The Jewel orchid is known to have the most beautiful foliage of the orchid Family. The leaves are a blackish, red-green velvet with coppery red veins and wine-red undersides. The waxy white flowers have a yellow anther that twists to one side while the anchor-shaped lip twists opposite. The flowers bloom from fall to winter.
JEWEL ORCHID CARE
The Jewel orchid is a terrestrial orchid that grows on the floor of tropical forests, leaving it extremely shaded. It grows with the best results away from the sun, requiring diffused light only. A north-facing window is a suggestion.
Jewel orchids like the soil to be kept evenly moist at all times but not constantly wet. The rhizome is prone to rotting in too wet of conditions but if it is kept too dry, may burn or shrivel especially in hot weather.
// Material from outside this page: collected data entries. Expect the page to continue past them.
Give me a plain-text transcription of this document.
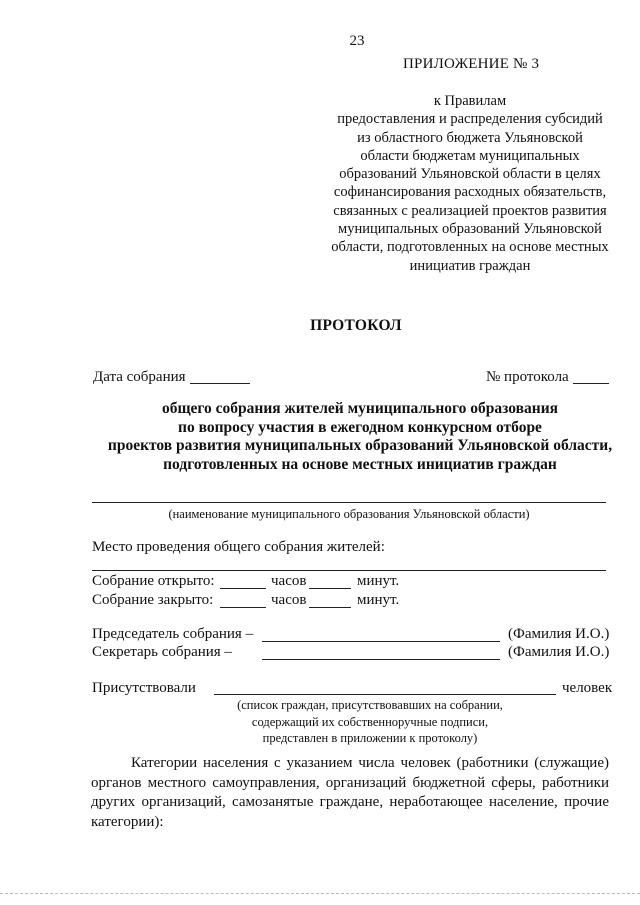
23
ПРИЛОЖЕНИЕ № 3
к Правилам
предоставления и распределения субсидий
из областного бюджета Ульяновской
области бюджетам муниципальных
образований Ульяновской области в целях
софинансирования расходных обязательств,
связанных с реализацией проектов развития
муниципальных образований Ульяновской
области, подготовленных на основе местных
инициатив граждан
ПРОТОКОЛ
Дата собрания	№ протокола
общего собрания жителей муниципального образования
по вопросу участия в ежегодном конкурсном отборе
проектов развития муниципальных образований Ульяновской области,
подготовленных на основе местных инициатив граждан
(наименование муниципального образования Ульяновской области)
Место проведения общего собрания жителей:
Собрание открыто:	часов	минут.
Собрание закрыто:	часов	минут.
Председатель собрания –	(Фамилия И.О.)
Секретарь собрания –	(Фамилия И.О.)
Присутствовали	человек
(список граждан, присутствовавших на собрании,
содержащий их собственноручные подписи,
представлен в приложении к протоколу)
Категории населения с указанием числа человек (работники (служащие) органов местного самоуправления, организаций бюджетной сферы, работники других организаций, самозанятые граждане, неработающее население, прочие категории):
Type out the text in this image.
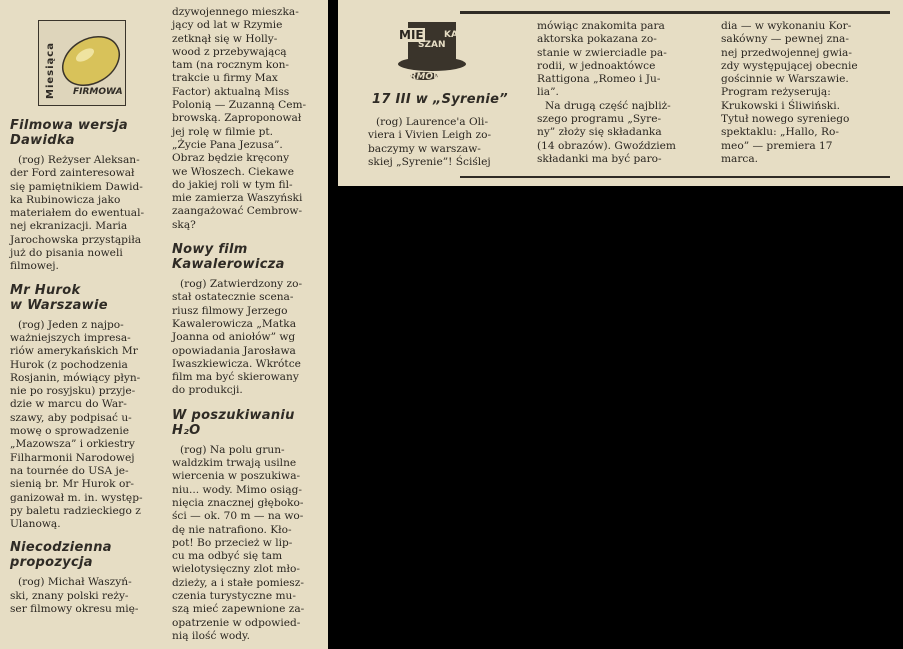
Miesiąca FIRMOWA

Filmowa wersja

Dawidka

(rog) Reżyser Aleksan-

der Ford zainteresował

się pamiętnikiem Dawid-

ka Rubinowicza jako

materiałem do ewentual-

nej ekranizacji. Maria

Jarochowska przystąpiła

już do pisania noweli

filmowej.

Mr Hurok

w Warszawie

(rog) Jeden z najpo-

ważniejszych impresa-

riów amerykańskich Mr

Hurok (z pochodzenia

Rosjanin, mówiący płyn-

nie po rosyjsku) przyje-

dzie w marcu do War-

szawy, aby podpisać u-

mowę o sprowadzenie

„Mazowsza” i orkiestry

Filharmonii Narodowej

na tournée do USA je-

sienią br. Mr Hurok or-

ganizował m. in. występ-

py baletu radzieckiego z

Ulanową.

Niecodzienna

propozycja

(rog) Michał Waszyń-

ski, znany polski reży-

ser filmowy okresu mię-

dzywojennego mieszka-

jący od lat w Rzymie

zetknął się w Holly-

wood z przebywającą

tam (na rocznym kon-

trakcie u firmy Max

Factor) aktualną Miss

Polonią — Zuzanną Cem-

browską. Zaproponował

jej rolę w filmie pt.

„Życie Pana Jezusa”.

Obraz będzie kręcony

we Włoszech. Ciekawe

do jakiej roli w tym fil-

mie zamierza Waszyński

zaangażować Cembrow-

ską?

Nowy film

Kawalerowicza

(rog) Zatwierdzony zo-

stał ostatecznie scena-

riusz filmowy Jerzego

Kawalerowicza „Matka

Joanna od aniołów” wg

opowiadania Jarosława

Iwaszkiewicza. Wkrótce

film ma być skierowany

do produkcji.

W poszukiwaniu

H₂O

(rog) Na polu grun-

waldzkim trwają usilne

wiercenia w poszukiwa-

niu... wody. Mimo osiąg-

nięcia znacznej głęboko-

ści — ok. 70 m — na wo-

dę nie natrafiono. Kło-

pot! Bo przecież w lip-

cu ma odbyć się tam

wielotysięczny zlot mło-

dzieży, a i stałe pomiesz-

czenia turystyczne mu-

szą mieć zapewnione za-

opatrzenie w odpowied-

nią ilość wody.

MIE
SZAN
KA
FIRMOWA

17 III w „Syrenie”

(rog) Laurence'a Oli-

viera i Vivien Leigh zo-

baczymy w warszaw-

skiej „Syrenie”! Ściślej

mówiąc znakomita para

aktorska pokazana zo-

stanie w zwierciadle pa-

rodii, w jednoaktówce

Rattigona „Romeo i Ju-

lia”.

Na drugą część najbliż-

szego programu „Syre-

ny” złoży się składanka

(14 obrazów). Gwoździem

składanki ma być paro-

dia — w wykonaniu Kor-

sakówny — pewnej zna-

nej przedwojennej gwia-

zdy występującej obecnie

gościnnie w Warszawie.

Program reżyserują:

Krukowski i Śliwiński.

Tytuł nowego syreniego

spektaklu: „Hallo, Ro-

meo” — premiera 17

marca.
Being a tropical plant, the Jewel Orchid requires high humidity. This can be provided by grouping plants together or filling a tray with gravel and water with enough room for the orchid pot not to touch the water in the tray’s bottom.
The Jewel orchid, like many others, prefers warm temperatures. Keep the temperature around 80-85 degrees during the day and cooler 60-65 degrees at night are ideal.
When fertilizing a Jewel orchid, using a balanced fertilizer (20-20-20) is suggested at one-month intervals. The Jewel orchid is not a heavy feeder, so you do.
POTTING JEWEL ORCHIDS
Humus soil is recommended, such as osmunda fiber or fir bark, sphagnum peat moss with small amounts of perlite for drainage. The fleshy rhizomes should lie horizontally in the soil. They usually only need repotting every 2-3 years.
OTHER ORCHID SUGGESTIONS
PAPHIOPEDILUM ORCHIDS – Paphiopedilums or “paphs” are very easy to grow. They remain compact in their growth habit and have attractive foliage with long-lasting flowers in a wide range of colors. Although classed as terrestrials, they do not really grow in the ground. Rather, they grow in a layer of decaying vegetation found on the forest floor. It is helpful to know where an orchid grows in nature to more easily duplicate these conditions in our home or greenhouse.
ONCIDIUM ORCHIDS – Oncidium orchids have been nicknamed the Dancing Lady Orchids, and once you see a flower, you know why. Their blooms resemble a tiny dancer with a colorful outfit. Oncidiums are a relatively small plant and may bloom when planted in a smaller pot.
PHALAENOPSIS – Phalaenopsis is one of the easiest orchids to grow, and the blooms can last for many months. They are an excellent choice for a beginner orchid parent. Phalaenopsis orchids’ biggest threat is the risk of rot. Be sure to keep the crown of the plants dry, especially at night. Also, groom your plants constantly, remove all old leaves and flowers, and check for bugs. These orchids are an advantageous plant for the beginner due to their easy culture.